The Medicines Manufacturing Innovation Centre, CPI will develop the medicines manufacturing processes of the future, enabling a more agile, responsive medicines supply chain through improved manufacturing processes.

Innovation Accelerator Programme

The scale of Glasgow City Region’s innovation economy already ranks it as a location of Scottish, UK and international significance.

Our recent selection by the UK Government to be one of three UK pilot Innovation Accelerators, alongside others in Greater Manchester and the West Midlands, is affirmation of this, and we greatly appreciate this vote of confidence.

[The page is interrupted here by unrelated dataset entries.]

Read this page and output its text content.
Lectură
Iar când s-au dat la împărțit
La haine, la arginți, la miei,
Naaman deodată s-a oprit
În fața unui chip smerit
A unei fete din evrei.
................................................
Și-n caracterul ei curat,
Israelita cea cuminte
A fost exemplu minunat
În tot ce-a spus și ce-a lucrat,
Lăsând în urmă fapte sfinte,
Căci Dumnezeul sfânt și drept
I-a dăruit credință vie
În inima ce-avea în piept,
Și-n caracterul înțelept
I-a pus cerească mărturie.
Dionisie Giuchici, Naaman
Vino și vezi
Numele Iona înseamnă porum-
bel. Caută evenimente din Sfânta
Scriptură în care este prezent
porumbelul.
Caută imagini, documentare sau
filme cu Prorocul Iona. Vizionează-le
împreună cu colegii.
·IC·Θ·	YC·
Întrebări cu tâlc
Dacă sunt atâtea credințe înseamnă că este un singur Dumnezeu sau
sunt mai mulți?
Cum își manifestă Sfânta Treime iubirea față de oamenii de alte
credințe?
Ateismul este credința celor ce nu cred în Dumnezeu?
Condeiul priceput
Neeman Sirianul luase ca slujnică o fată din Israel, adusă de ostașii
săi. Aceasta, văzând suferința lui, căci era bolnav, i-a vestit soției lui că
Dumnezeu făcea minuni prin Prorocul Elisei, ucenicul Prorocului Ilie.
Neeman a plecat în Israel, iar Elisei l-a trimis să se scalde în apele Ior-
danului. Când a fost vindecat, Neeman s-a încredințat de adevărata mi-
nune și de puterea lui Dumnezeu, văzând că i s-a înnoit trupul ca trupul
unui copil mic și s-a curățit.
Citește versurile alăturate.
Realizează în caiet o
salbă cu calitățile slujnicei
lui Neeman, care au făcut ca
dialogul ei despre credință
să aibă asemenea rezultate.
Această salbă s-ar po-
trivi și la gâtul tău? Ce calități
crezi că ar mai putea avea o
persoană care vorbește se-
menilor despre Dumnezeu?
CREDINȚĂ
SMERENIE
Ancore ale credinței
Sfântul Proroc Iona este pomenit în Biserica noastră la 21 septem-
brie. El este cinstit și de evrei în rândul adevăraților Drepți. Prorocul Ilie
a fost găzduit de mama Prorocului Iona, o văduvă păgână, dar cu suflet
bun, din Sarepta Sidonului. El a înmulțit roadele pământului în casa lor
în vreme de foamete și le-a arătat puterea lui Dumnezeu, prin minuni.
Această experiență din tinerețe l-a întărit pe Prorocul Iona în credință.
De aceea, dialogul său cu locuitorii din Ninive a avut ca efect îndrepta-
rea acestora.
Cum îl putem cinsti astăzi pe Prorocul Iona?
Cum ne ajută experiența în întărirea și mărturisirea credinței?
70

Our Investment Plan proposals for the Innovation Accelerator Programme set out our longlist of projects that will be shortlisted for a share of the £100 million funding and which will be announced early next year. The proposals were shaped by a detailed assessment of our local innovation strengths and opportunities, overseen by the private sector led Innovation Partnership, chaired by John Howie of Babcock.

Our project proposals are also aligned to the four principles set by the UK Government which are to encourage good partnership between the public, private and academic sectors; to support economic growth through innovation; to leverage private sector funding and to accelerate our existing strengths.

The Innovation Accelerator provides us with a fantastic opportunity to build on progress made in recent years and to turbo charge a massive step change in the Region’s innovation economy and performance –to the benefit of Scotland and the UK. It will be transformational for jobs and skills, generate unprecedented private sector investment and will tackle some of our greatest economic challenges.